「だ、大丈夫やで、白石!」

がっくし、と言わんばかりに肩を落とす俺をみて、謙也が明るい声を出す。

「ウチの学校の女子は、殆どお前のファンや!誰かに事情話して協力して貰えば、すぐに元通りやで!」
「アホか。さっき幸村が言うてたやろ、真実の愛がどうのって。白石が好きやない相手やったら意味ないやろ」

確かに、御伽噺の世界やったらそうやろうな。

「その辺どうなんだ、幸村?」

忍足ズのやり取りを受けて跡部君が尋ねる。

「うーん、今まで例を見たことがないから、何ともいえないね。ただ失敗すると元に戻れなくなる可能性もあるから、あまり冒険しないことをお勧めするよ」
「つまり、完全に恋人同士であるほうが確実というわけなんだな」
「因みに白石。現在付き合っている女性はいるのか?」

柳君の問いに首を横に振って答える。
いてたら、きっと何なく解決してたんやろうけどな。

「そうなると、こっちの手段も難しい……か」

全員が一斉に頭を抱える。

「というか白石、好きな女性はいるのか?」

先ほどと変わらずノートとシャーペンを片手に、ふと思い出したように言ってぬっと顔を近づけてくる乾君。
にやり、とした笑みに加え、きらりと光る眼鏡が少々怖い。

(な、なしてそないなこと答えなあかんねん!)

こんな大勢の前で、公開処刑もいいとこや。

「ふむ。その反応はいる……ということだな」

乾君の隣で筆を取り出した柳君も、縦書きのノートに何やらさらさらと書き込んどるし。

「白石、言っておくがこれはお前のためだぞ。例えば……といっても十中八九その可能性が高いが、お前の意中の相手が四天宝寺にいたとする。だが、猫のままでは進展も何もないだろう?四天宝寺のメンバーが間に入り、その女性に白石を元に戻すための協力を仰ぐのが、お前が人に戻る唯一の方法だと思うが」
「おぉっ!流石柳!名案やな!」

大袈裟な身振りで、謙也が拳で手を叩くものだから、肩にいた俺は、慌てて机に飛び降りる。

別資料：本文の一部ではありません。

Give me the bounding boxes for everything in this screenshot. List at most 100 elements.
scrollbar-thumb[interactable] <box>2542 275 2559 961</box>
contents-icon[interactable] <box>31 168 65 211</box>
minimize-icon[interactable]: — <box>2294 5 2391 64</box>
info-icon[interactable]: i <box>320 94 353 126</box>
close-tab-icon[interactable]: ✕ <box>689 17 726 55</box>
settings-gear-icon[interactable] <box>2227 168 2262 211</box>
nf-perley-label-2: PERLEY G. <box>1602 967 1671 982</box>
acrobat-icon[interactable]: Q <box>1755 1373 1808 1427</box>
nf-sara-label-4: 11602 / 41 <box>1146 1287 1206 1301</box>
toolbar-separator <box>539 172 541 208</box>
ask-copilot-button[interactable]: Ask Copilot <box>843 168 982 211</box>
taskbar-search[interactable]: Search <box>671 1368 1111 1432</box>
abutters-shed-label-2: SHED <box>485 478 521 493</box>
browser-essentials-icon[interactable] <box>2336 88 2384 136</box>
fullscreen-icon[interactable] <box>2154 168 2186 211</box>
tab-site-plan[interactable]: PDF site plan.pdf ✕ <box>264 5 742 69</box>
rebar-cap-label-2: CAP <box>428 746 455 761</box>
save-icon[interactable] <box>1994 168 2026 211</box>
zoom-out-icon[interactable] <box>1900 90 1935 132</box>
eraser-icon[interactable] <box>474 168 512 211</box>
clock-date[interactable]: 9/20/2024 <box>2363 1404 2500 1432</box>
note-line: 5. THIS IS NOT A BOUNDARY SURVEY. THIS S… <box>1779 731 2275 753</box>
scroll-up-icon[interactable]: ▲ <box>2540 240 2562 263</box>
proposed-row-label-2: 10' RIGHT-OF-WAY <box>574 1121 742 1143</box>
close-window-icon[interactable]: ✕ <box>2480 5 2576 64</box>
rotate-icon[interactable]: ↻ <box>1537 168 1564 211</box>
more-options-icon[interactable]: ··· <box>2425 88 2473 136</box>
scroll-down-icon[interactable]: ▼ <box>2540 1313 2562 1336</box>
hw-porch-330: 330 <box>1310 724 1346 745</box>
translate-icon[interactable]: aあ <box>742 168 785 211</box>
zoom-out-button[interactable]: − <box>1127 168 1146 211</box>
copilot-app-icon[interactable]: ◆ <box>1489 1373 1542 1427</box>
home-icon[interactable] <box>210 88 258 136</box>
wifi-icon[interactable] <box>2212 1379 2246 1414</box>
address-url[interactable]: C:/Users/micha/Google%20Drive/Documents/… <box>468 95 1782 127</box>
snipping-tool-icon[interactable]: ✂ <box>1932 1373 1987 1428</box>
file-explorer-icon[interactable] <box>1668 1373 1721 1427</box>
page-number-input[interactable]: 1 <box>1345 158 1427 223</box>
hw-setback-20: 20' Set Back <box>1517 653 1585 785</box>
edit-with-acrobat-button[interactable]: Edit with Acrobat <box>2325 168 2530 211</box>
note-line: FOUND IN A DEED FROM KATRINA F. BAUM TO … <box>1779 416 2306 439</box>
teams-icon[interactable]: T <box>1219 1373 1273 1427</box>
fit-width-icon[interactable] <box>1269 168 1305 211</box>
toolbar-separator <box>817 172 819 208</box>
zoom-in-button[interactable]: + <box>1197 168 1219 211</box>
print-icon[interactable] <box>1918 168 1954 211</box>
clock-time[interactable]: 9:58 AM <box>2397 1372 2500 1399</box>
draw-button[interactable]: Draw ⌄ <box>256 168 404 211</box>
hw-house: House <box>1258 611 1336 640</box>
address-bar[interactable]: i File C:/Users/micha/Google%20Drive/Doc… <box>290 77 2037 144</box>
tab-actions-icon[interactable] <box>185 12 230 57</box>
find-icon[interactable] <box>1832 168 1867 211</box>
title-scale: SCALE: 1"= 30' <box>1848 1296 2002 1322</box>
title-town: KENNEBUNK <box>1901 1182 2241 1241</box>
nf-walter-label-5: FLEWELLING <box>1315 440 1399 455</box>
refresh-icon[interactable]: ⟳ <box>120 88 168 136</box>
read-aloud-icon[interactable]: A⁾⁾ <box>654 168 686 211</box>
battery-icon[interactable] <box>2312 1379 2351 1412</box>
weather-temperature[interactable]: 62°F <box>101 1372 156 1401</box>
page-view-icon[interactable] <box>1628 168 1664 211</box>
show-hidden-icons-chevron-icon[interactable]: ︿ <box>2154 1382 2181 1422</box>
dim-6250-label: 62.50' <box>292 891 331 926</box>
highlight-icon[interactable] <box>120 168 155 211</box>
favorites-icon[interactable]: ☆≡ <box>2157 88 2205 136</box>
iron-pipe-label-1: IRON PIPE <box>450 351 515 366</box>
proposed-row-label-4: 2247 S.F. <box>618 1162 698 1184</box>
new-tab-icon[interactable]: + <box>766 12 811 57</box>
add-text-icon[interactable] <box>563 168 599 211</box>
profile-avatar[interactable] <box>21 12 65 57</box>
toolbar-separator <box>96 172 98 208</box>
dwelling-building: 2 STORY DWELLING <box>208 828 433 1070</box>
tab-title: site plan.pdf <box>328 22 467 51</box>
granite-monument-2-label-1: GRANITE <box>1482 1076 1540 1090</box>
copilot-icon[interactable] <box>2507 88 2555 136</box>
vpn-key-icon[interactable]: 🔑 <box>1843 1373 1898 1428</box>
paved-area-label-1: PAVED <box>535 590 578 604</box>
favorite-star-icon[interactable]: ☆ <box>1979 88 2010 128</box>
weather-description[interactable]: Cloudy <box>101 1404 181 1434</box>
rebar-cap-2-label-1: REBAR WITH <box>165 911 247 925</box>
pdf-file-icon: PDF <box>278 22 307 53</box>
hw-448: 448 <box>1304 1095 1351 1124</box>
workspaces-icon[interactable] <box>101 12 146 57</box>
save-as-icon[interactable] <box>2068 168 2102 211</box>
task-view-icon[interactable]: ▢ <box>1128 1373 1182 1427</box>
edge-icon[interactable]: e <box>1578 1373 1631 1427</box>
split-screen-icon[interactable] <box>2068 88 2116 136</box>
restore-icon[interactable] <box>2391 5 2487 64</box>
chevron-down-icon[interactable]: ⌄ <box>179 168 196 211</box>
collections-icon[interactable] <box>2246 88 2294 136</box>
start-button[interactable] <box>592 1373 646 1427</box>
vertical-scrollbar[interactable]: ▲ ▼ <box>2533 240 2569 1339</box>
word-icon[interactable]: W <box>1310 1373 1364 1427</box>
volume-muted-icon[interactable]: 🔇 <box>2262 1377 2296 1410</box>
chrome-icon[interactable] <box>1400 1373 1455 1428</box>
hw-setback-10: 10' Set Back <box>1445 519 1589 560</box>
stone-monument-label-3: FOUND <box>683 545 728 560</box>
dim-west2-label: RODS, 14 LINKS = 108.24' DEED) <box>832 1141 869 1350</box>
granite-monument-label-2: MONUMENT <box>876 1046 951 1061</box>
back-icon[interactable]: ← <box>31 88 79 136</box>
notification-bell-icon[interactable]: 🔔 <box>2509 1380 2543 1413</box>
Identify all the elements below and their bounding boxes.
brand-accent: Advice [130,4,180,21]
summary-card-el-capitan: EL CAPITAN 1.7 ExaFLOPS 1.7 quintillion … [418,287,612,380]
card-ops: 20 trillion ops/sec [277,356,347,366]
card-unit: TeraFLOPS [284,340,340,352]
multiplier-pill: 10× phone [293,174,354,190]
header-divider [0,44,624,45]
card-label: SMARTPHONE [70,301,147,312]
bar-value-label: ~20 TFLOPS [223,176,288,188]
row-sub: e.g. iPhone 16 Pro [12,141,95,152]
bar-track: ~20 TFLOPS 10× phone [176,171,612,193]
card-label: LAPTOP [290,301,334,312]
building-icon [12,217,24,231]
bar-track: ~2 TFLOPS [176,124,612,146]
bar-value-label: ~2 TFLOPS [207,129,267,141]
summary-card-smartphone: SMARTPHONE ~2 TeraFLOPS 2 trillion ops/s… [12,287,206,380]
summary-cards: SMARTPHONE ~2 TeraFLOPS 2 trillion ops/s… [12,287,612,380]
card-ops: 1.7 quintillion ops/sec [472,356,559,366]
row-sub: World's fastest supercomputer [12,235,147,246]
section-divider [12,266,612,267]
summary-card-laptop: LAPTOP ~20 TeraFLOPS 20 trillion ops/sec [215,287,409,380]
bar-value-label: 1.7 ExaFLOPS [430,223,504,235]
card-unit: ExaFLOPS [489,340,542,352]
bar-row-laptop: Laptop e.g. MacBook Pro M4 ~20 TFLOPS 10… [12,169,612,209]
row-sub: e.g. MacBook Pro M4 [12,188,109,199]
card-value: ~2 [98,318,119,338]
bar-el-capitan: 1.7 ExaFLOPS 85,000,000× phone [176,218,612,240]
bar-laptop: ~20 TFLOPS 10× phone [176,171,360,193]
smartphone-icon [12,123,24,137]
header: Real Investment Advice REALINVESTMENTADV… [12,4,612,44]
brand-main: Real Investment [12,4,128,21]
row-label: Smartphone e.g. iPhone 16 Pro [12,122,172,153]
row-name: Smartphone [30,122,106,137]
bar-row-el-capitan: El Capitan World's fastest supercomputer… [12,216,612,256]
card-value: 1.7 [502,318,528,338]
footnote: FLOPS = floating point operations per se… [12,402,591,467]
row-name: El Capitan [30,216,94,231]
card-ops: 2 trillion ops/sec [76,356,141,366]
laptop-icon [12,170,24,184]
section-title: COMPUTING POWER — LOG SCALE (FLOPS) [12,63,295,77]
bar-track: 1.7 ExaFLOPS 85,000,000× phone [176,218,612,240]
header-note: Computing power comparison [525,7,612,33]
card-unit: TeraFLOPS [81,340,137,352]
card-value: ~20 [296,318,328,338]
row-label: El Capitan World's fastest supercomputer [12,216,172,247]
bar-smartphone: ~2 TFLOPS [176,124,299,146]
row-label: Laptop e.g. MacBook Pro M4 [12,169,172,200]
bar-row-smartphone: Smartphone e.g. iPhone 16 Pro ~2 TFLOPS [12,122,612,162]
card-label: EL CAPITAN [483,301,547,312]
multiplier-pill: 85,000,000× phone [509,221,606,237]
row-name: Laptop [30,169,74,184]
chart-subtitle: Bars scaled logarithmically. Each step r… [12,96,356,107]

「さっきも言うたけど、ウチの学校の女子なら大半が白石の虜や!きっと白石が困ってる言うたらすぐに協力してくれるで!」

そして、にんまりとした笑顔を浮かべてずいっとこちらに近付いてくる。

「ちゅうわけで、」

「「「お前の好きな人って誰や((だ))?」」」


「…………にゃ(な)、」
「「「菜?」」」
「フシャアァーっ(ふざけんなーっ)!!」
「でっ!?」

1番間近にあった謙也の顔に強烈な猫パンチ(ちゅうかひっかき?)を喰らわせて、俺は謙也宅を飛び出した。